While riding on the Russian train network, whether you are travelling from city to city, internationally or on one of the Trans-Siberian routes, you will find yourself riding on one, or more, of several types of train. These varying types are employed for a number of different reasons, whether that be a desire for speed, luxury or budget, among other things.
Depending on where you are planning on travelling, a particular type of train might appeal to you; a more luxurious and comfortable train for a long distance journey, or a very fast train for city to city travel.
There are five primary types of train that you may come across.
The fastest trains on the Russian network serve Moscow, Saint Petersburg and Nizhny Novgorod, running under the brand name Sapsan; which is Russian for Peregrine, the fastest member of the animal kingdom. They can reach speeds of up to 250kmh making the journey from Moscow to Saint Petersburg in under four hours!
They have a, only slightly, slower counterpart on the Saint Petersburg to Helsinki route running under the brand name Allegro.
These trains are all seated (there are no sleeper carriages) and are very similar to European trains in their layout; with a single seat, or two seats side by side, either side of a middle aisle. They are very modern trains, all of which are no more than a few years old.
They all have First Class, Business Class and Economy Class, while the Sapsan family also have a conference room for up to four people designed with everything you would need for business meeting.
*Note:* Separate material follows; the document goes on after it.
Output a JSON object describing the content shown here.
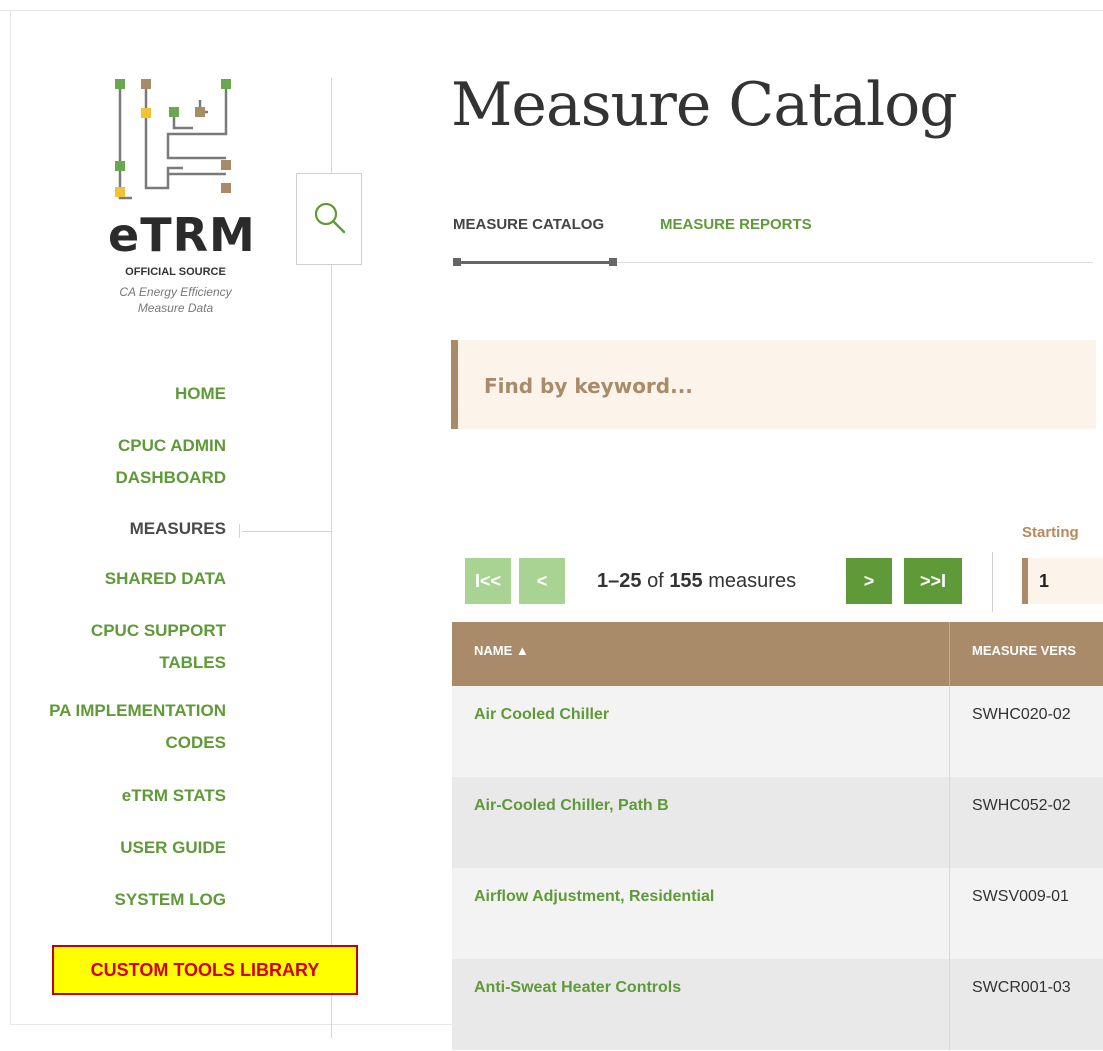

Due to the modernity of the high speed trains, they are some of the few with dedicated facilities for those with disabilities as well as those travelling with young children.
A comfortable dining car, with an extensive menu, is also part of the train.
Firmeny trains run throughout the Russian rail network, particularly on the most popular or prestigious routes. They are generally low numbered trains and have names to signify their prestige, such as train 2, ‘Rossiya’, from Moscow to Vladivostok or train 20, ‘Vostock’ from Moscow to Beijing.
They are the most modern sleeper trains on the network with the best facilities, services and on-board staff. They make the fewest stops of all Russian sleeper trains, meaning that they usually have a shorter journey time than either Skory or Passenger trains. Because of this they tend to cost more than regular Skory or Passenger trains.
First, second and third class are all available on-board along with a comfortable dining car with an extensive selection of culinary delights.
The majority of long distance trains on the Russian rail network are Skory (Fast) trains. These are usually numbered from 1 – 160.
They have good quality services, though they are not quite as modern as Firmeny trains. They have a few more stops than a Firmeny train and so the journey may take a little longer. This is reflected in their price being somewhat cheaper than a Firmeny train.
Skory trains have Second and Third Class carriages, but are usually without a First Class carriage. In its place is the option for two people in Second Class to buy two tickets each, effectively buying an entire cabin to experience the privacy of a First Class cabin.
A dining car is usually part of the make-up of these trains, though, much like the cabins, it may not be of the same quality of a Firmeny train.
Passenger trains cover a variety of routes, both long and short. They are characterised by being numbered 160 and above; often they are numbered in the two or three hundreds.
They tend to stop at most stations along their route and, as such, they are the slowest train to get you to your destination; though this does offer you the opportunity to see the more rural stations, towns, cities and villages close up. They also tend to of a slightly lower quality than Fast/Skory trains. This is reflected in the price; passenger trains are generally the cheapest train on any given route. An advantage of this is that you will find that locals will use these trains more, and there is a greater chance of being able to share culture and stories.
First Class is unavailable on these trains, making all carriages Second and Third Class. As with Fast/Skory trains, it is possible to buy out a Second Class cabin in order to approximate a First Class feel. Passenger trains are excellent for those travelling on a budget.
The Elektrichka are the suburban commuter trains of the Russian network. You will typically find them ferrying people in and around major cities; to and from work, home and their country ‘dachas’. They are hugely convenient for getting from the centre of major cities to their suburbs, with no concerns about traffic jams that you may frequently come across; particularly in Moscow during the summer.
Seating is usually on wooden, or plastic benches, two by two, so not of the highest quality, but the tickets are generally reasonably priced. If you are looking to get a feel for Russia away from the more obvious tourist spots in the centre of major cities, the Elektrichka is invaluable.